Propos recueillis par Pierre Philippe Cadert
Adaptation web: Lara Donnet
Quand la fiction s'empare des drames historiques
Après "Novembre" de Cédric Jimenez et "Revoir Paris" d'Alice Winocour, "Vous n'aurez pas ma haine" de Kilian Riedhof est le troisième film consacrés aux attentats du Bataclan sorti récemment au cinéma. Comme s'il fallait attendre le verdict du procès des attentats du 13 novembre, rendu cet été.

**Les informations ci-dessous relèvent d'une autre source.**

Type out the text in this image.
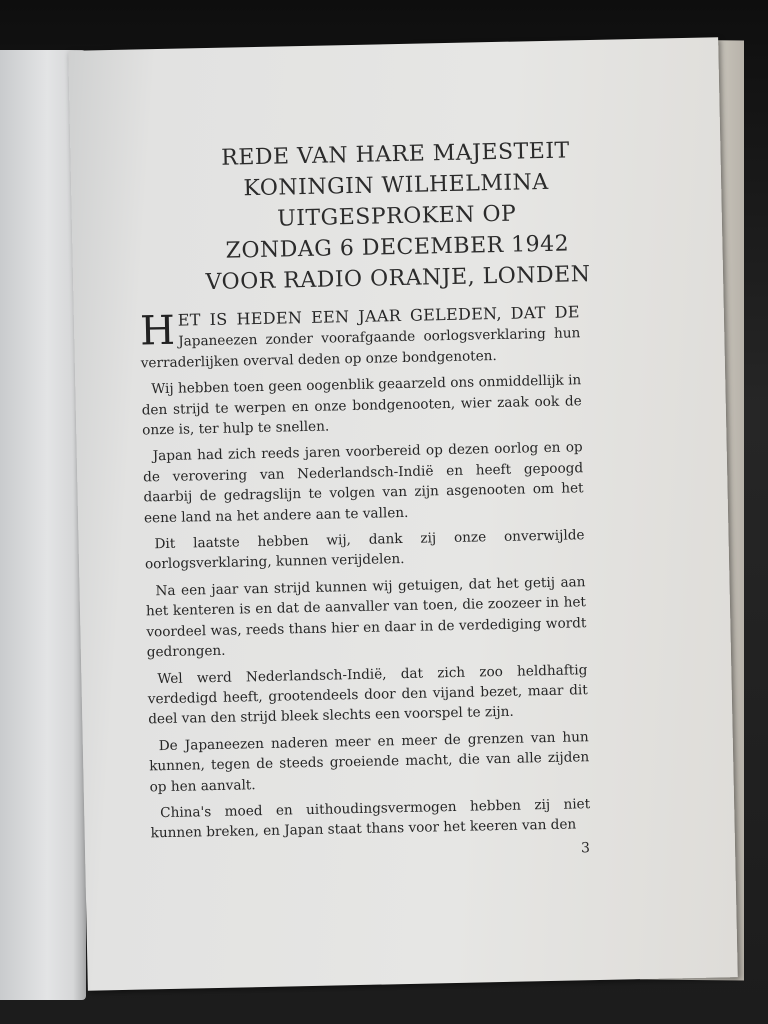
REDE VAN HARE MAJESTEIT
KONINGIN WILHELMINA
UITGESPROKEN OP
ZONDAG 6 DECEMBER 1942
VOOR RADIO ORANJE, LONDEN

H ET IS HEDEN EEN JAAR GELEDEN, DAT DE Japaneezen zonder voorafgaande oorlogsverklaring hun verraderlijken overval deden op onze bondgenoten.

Wij hebben toen geen oogenblik geaarzeld ons onmiddellijk in den strijd te werpen en onze bondgenooten, wier zaak ook de onze is, ter hulp te snellen.

Japan had zich reeds jaren voorbereid op dezen oorlog en op de verovering van Nederlandsch-Indië en heeft gepoogd daarbij de gedragslijn te volgen van zijn asgenooten om het eene land na het andere aan te vallen.

Dit laatste hebben wij, dank zij onze onverwijlde oorlogsverklaring, kunnen verijdelen.

Na een jaar van strijd kunnen wij getuigen, dat het getij aan het kenteren is en dat de aanvaller van toen, die zoozeer in het voordeel was, reeds thans hier en daar in de verdediging wordt gedrongen.

Wel werd Nederlandsch-Indië, dat zich zoo heldhaftig verdedigd heeft, grootendeels door den vijand bezet, maar dit deel van den strijd bleek slechts een voorspel te zijn.

De Japaneezen naderen meer en meer de grenzen van hun kunnen, tegen de steeds groeiende macht, die van alle zijden op hen aanvalt.

China's moed en uithoudingsvermogen hebben zij niet kunnen breken, en Japan staat thans voor het keeren van den

3
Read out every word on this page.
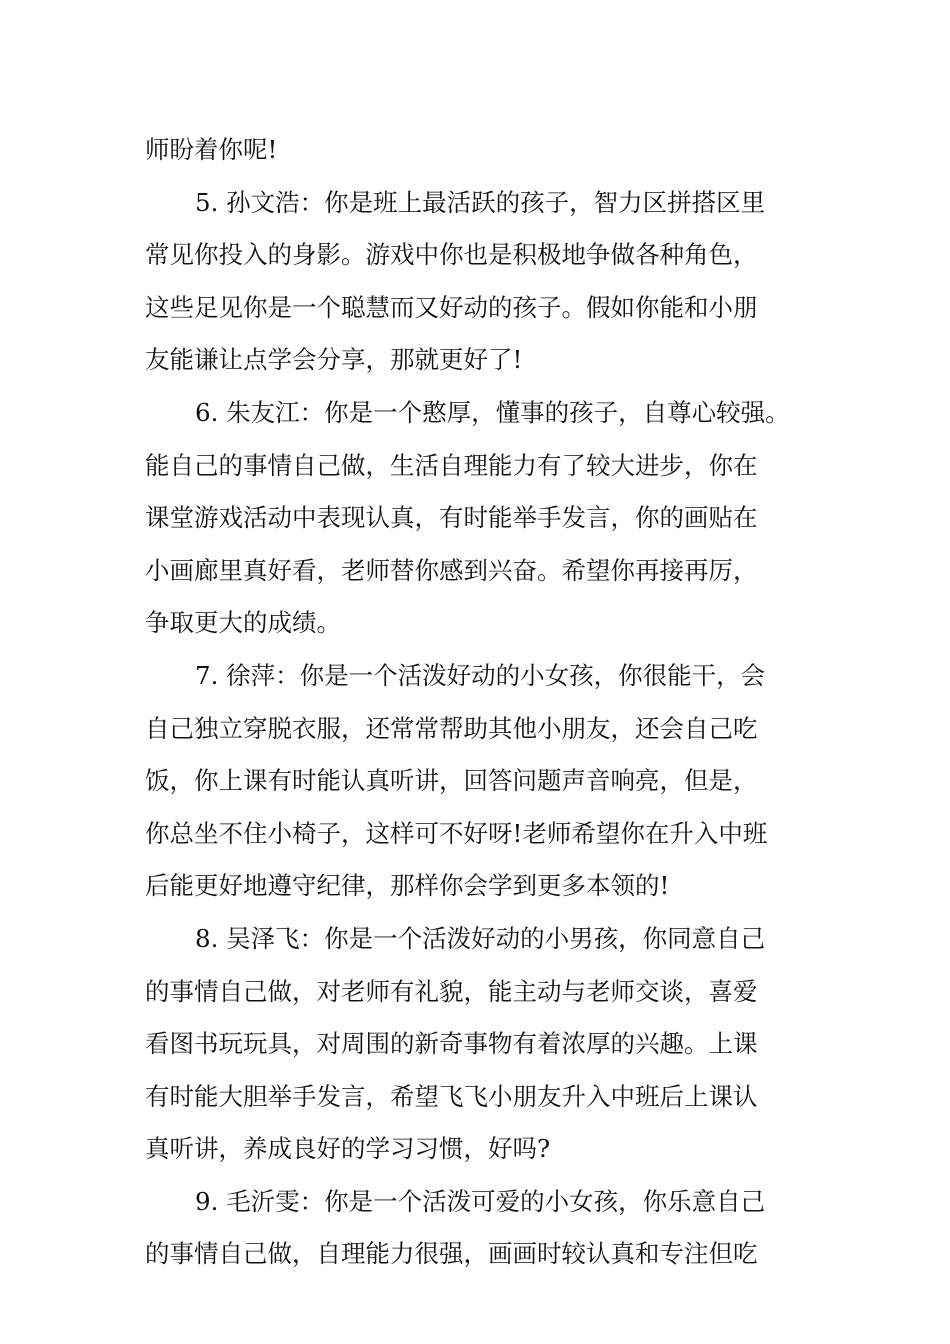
师盼着你呢!
5. 孙文浩：你是班上最活跃的孩子，智力区拼搭区里
常见你投入的身影。游戏中你也是积极地争做各种角色，
这些足见你是一个聪慧而又好动的孩子。假如你能和小朋
友能谦让点学会分享，那就更好了!
6. 朱友江：你是一个憨厚，懂事的孩子，自尊心较强。
能自己的事情自己做，生活自理能力有了较大进步，你在
课堂游戏活动中表现认真，有时能举手发言，你的画贴在
小画廊里真好看，老师替你感到兴奋。希望你再接再厉，
争取更大的成绩。
7. 徐萍：你是一个活泼好动的小女孩，你很能干，会
自己独立穿脱衣服，还常常帮助其他小朋友，还会自己吃
饭，你上课有时能认真听讲，回答问题声音响亮，但是，
你总坐不住小椅子，这样可不好呀!老师希望你在升入中班
后能更好地遵守纪律，那样你会学到更多本领的!
8. 吴泽飞：你是一个活泼好动的小男孩，你同意自己
的事情自己做，对老师有礼貌，能主动与老师交谈，喜爱
看图书玩玩具，对周围的新奇事物有着浓厚的兴趣。上课
有时能大胆举手发言，希望飞飞小朋友升入中班后上课认
真听讲，养成良好的学习习惯，好吗?
9. 毛沂雯：你是一个活泼可爱的小女孩，你乐意自己
的事情自己做，自理能力很强，画画时较认真和专注但吃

Pour François Ansermet, psychanalyste et professeur honoraire de psychiatrie d’enfants et d’adolescents aux universités de Lausanne et Genève, ces films témoignent d'un deuxième temps, où il devient possible de parler: "On pourrait dire qu’il y a un premier temps qui est celui de l’effroi. Quelque chose fait effraction. Le deuxième temps est comme une spirale où, petit à petit, on reprend cette effraction dans sa propre histoire et dans l’histoire des autres. C’est le moment où on peut parler, chacun peut aménager ce qui s’est passé aussi par rapport à ce qui le précède dans sa propre vie. Et puis il y a un troisième temps qui est celui de la sortie du traumatisme. Je pense que ces films, en tout cas celui d’Alice Winocour que j’ai vu, sont une tentative extraordinaire de sortie du traumatisme".